Wellington Community Trust “Inspired by Sanderson” Grant

The Friends applied for a grant from Wellington Community Trust Climate Action fund. The application listed 7 projects related to climate and restoration estimated to cost $276,000. Our application was accepted. The project is growing and now includes another 2 items 8 & 9.

  1. Collect, grow and plant 1000 totara. Fronted by Nga Uruora
  2. Plant a 5-hectare area of farmland in pioneer plants. Fronted by Nga Uruora
  3. Restore a small wetland near Paekakariki and install a plaque to Captain Sanderson (a resident and founder of F&B). Fronted by Nga Uruora and F&B.
  4. Plant a 1-hectare wetland in Whareroa Farm Park. Fronted by Whareroa Guardians
  5. Influence and fund residents of Emerald Glen for the riparian planting of streams on their properties (They flow into QEP). Fronted by Friends of QEP
  6. Rewet and plant the 65 hectares of remaining peat swamp in QEP. Fronted by Friends of QEP
  7. Measure changes in water quality in QEP streams. Fronted by Friends of QEP
  8. Collect, grow and plant a second lot of 1000 totara. Fronted by Nga Uruora
  9. Collect, grow and plant 2000 Akeake for dry sandy areas. Fronted by Nga Uruora

Items 1, 3, 4, 5, 8, and 9 are proceeding well.
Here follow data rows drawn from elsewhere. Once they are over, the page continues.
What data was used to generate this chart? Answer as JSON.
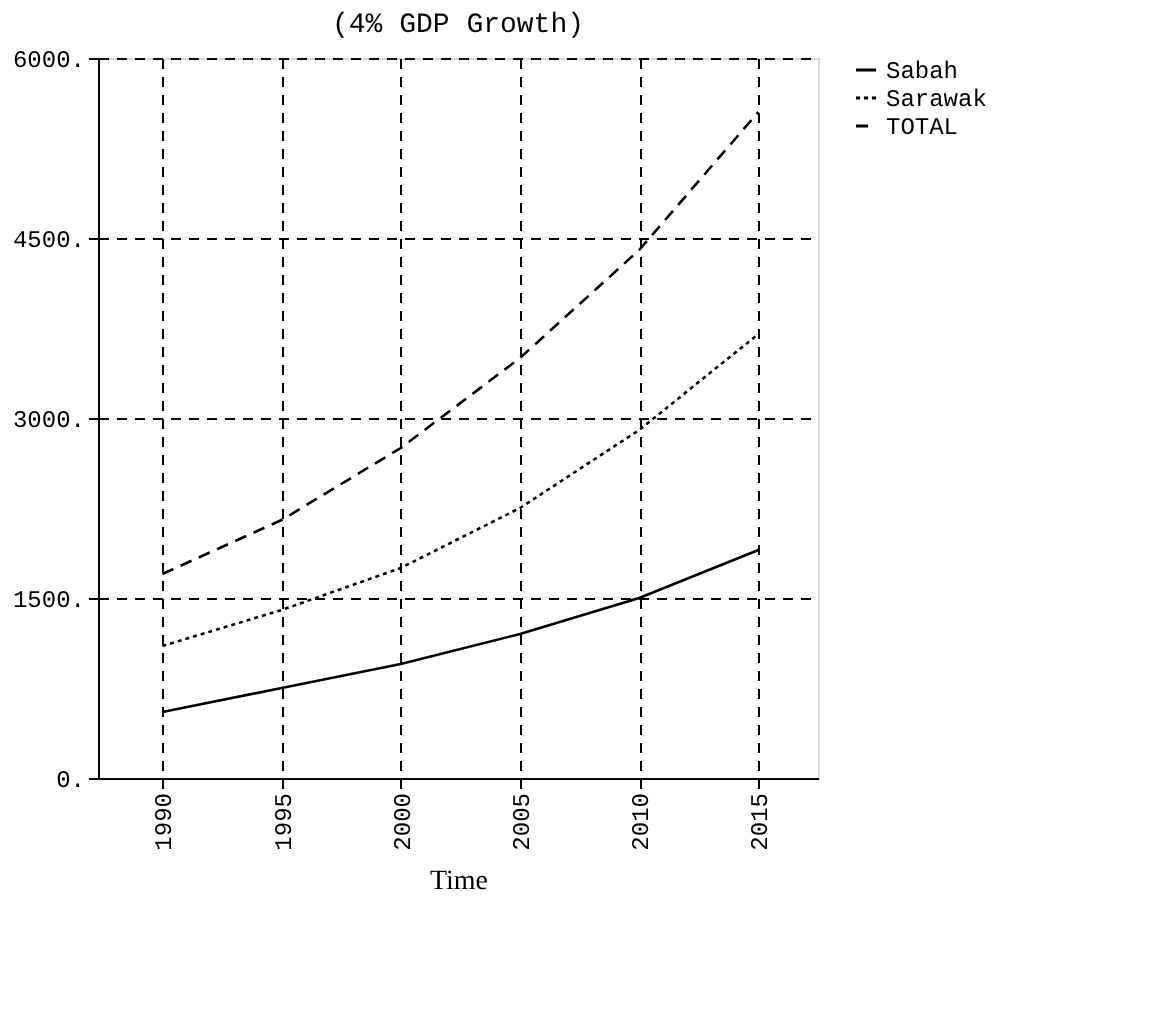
{
  "chart_data": {
    "type": "line",
    "title": "(4% GDP Growth)",
    "xlabel": "Time",
    "x": [
      1990,
      1995,
      2000,
      2005,
      2010,
      2015
    ],
    "series": [
      {
        "name": "Sabah",
        "color": "#000000",
        "line_style": "solid",
        "values": [
          550,
          750,
          950,
          1200,
          1500,
          1900
        ]
      },
      {
        "name": "Sarawak",
        "color": "#000000",
        "line_style": "dotted",
        "values": [
          1100,
          1400,
          1750,
          2250,
          2900,
          3700
        ]
      },
      {
        "name": "TOTAL",
        "color": "#000000",
        "line_style": "dashed",
        "values": [
          1700,
          2150,
          2750,
          3500,
          4400,
          5550
        ]
      }
    ],
    "xlim": [
      1987.3,
      2017.5
    ],
    "xticks": [
      1990,
      1995,
      2000,
      2005,
      2010,
      2015
    ],
    "ylim": [
      0,
      6000
    ],
    "yticks": [
      {
        "value": 0,
        "label": "0."
      },
      {
        "value": 1500,
        "label": "1500."
      },
      {
        "value": 3000,
        "label": "3000."
      },
      {
        "value": 4500,
        "label": "4500."
      },
      {
        "value": 6000,
        "label": "6000."
      }
    ],
    "grid": true,
    "legend": "right",
    "marker": "none"
  }
}
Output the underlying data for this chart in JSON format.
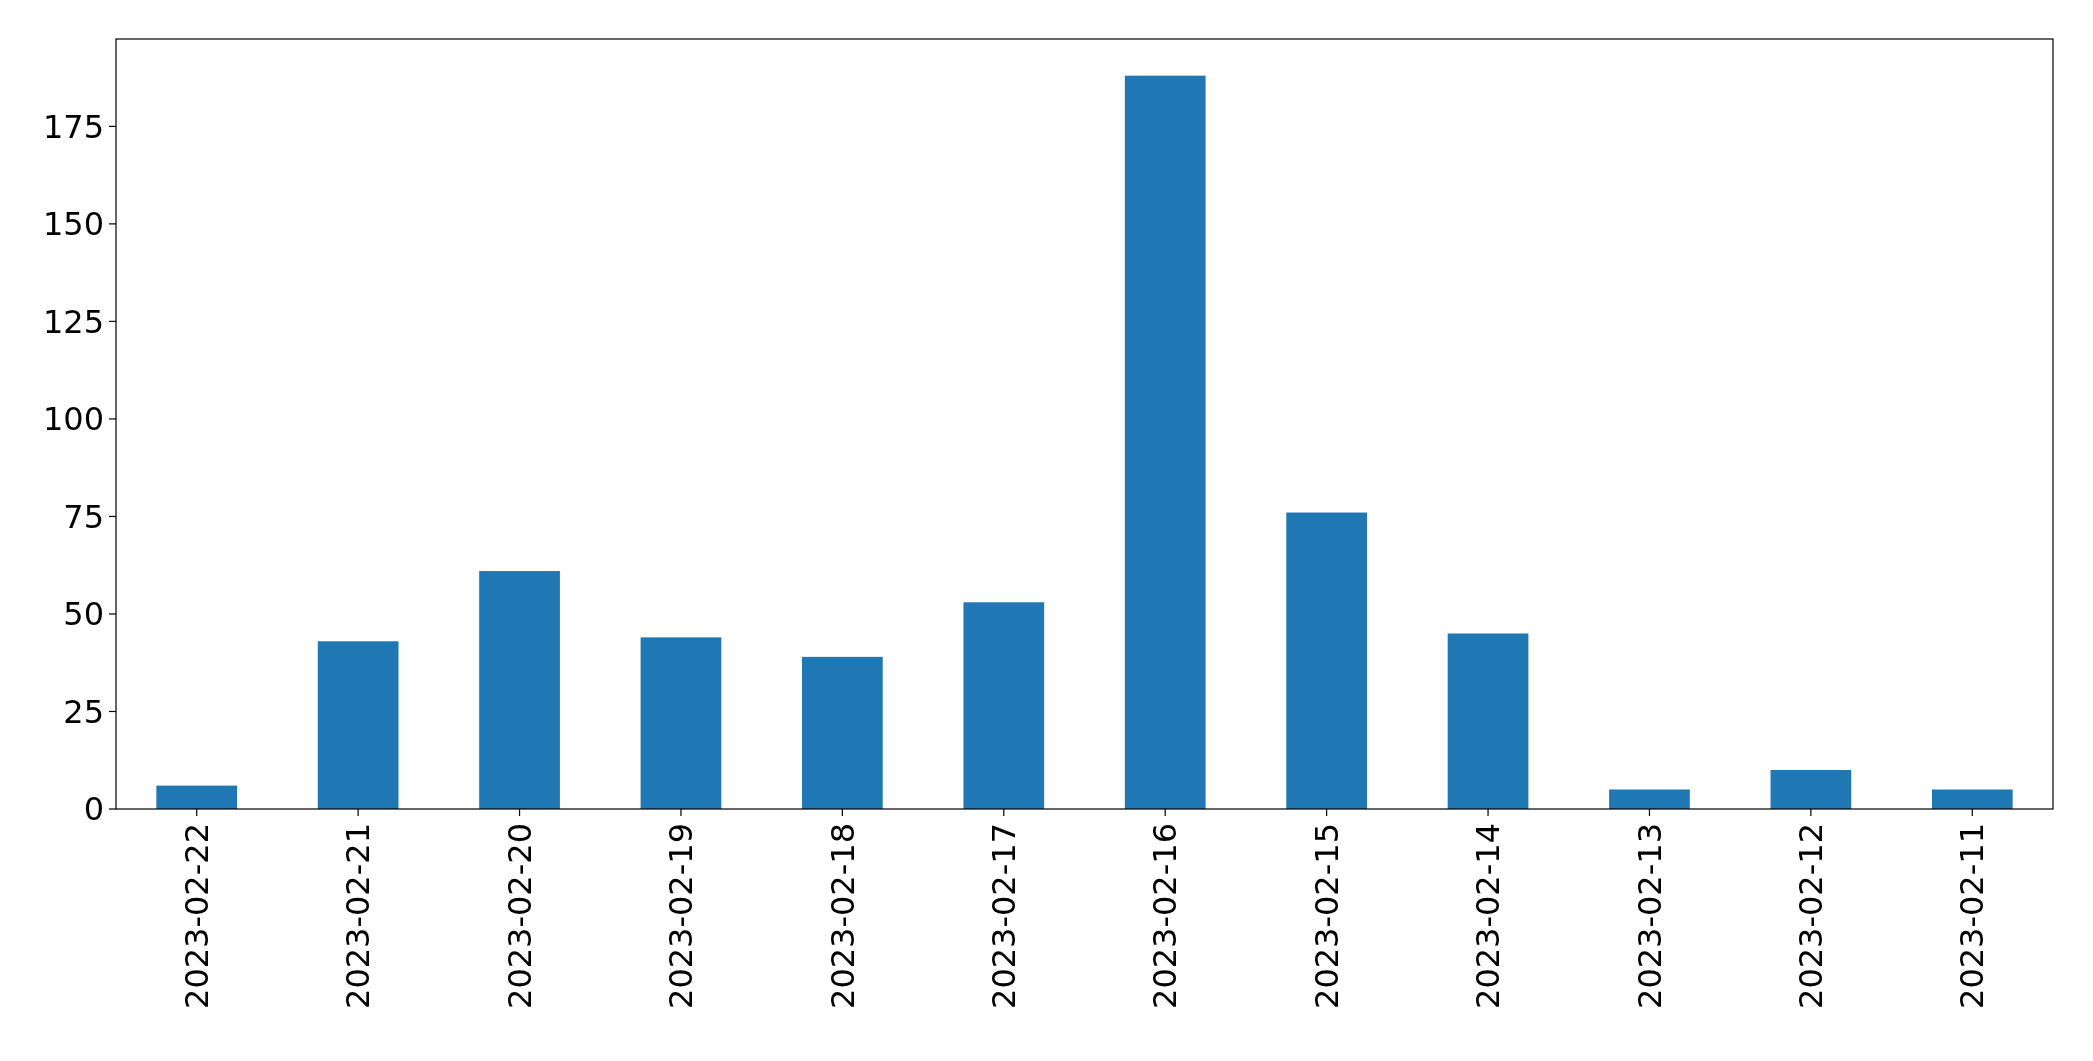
{
  "chart_data": {
    "type": "bar",
    "categories": [
      "2023-02-22",
      "2023-02-21",
      "2023-02-20",
      "2023-02-19",
      "2023-02-18",
      "2023-02-17",
      "2023-02-16",
      "2023-02-15",
      "2023-02-14",
      "2023-02-13",
      "2023-02-12",
      "2023-02-11"
    ],
    "values": [
      6,
      43,
      61,
      44,
      39,
      53,
      188,
      76,
      45,
      5,
      10,
      5
    ],
    "color": "#1f77b4",
    "ylim": [
      0,
      197.4
    ],
    "yticks": [
      0,
      25,
      50,
      75,
      100,
      125,
      150,
      175
    ]
  }
}
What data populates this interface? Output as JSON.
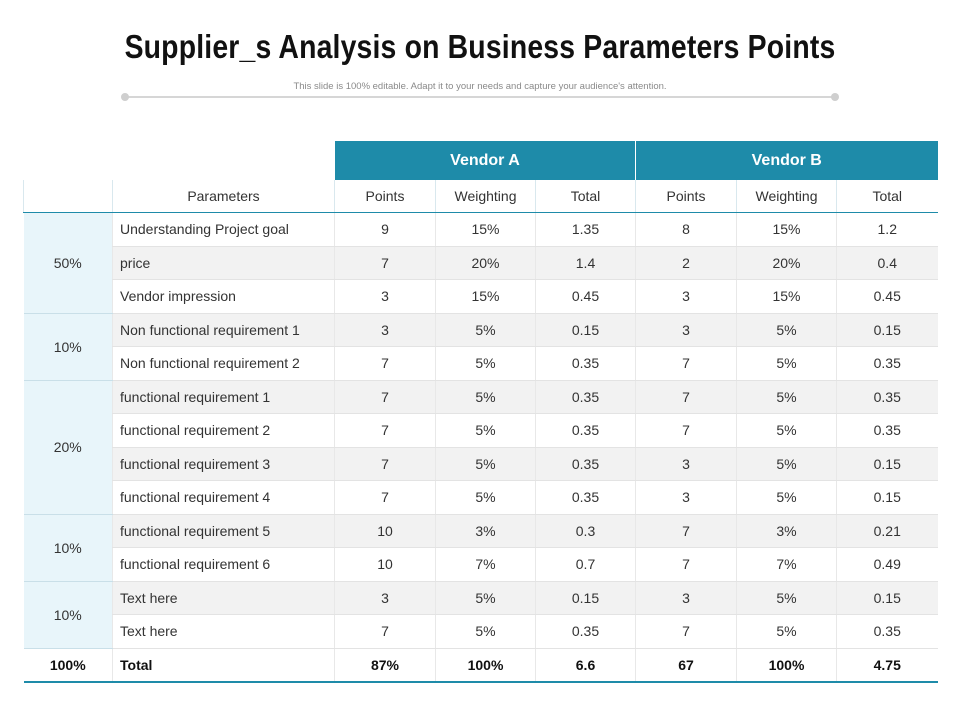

Item 2 Plant a 5-hectare area of farmland in pioneer plants has been delayed because the supplier is not able to plant the 5 hectares this year. It is hoped that 1ha will be planted this year and 4ha next year.

Item 6 Rewet and plant the 65 hectares of remaining peat swamp in QEP is waiting on GW to get the necessary consents to undertake the work. We will pay for work on the ground.

Item 7 has failed because we cannot find a leader for the project. Much preparatory work has been done and it is ready to go. It is a small financial project and will not save any carbon.


The trustees are excited and looking forward to the projects that will be undertaken in the park in the near future. We believe and hope that we can be allies of GW in this necessary work.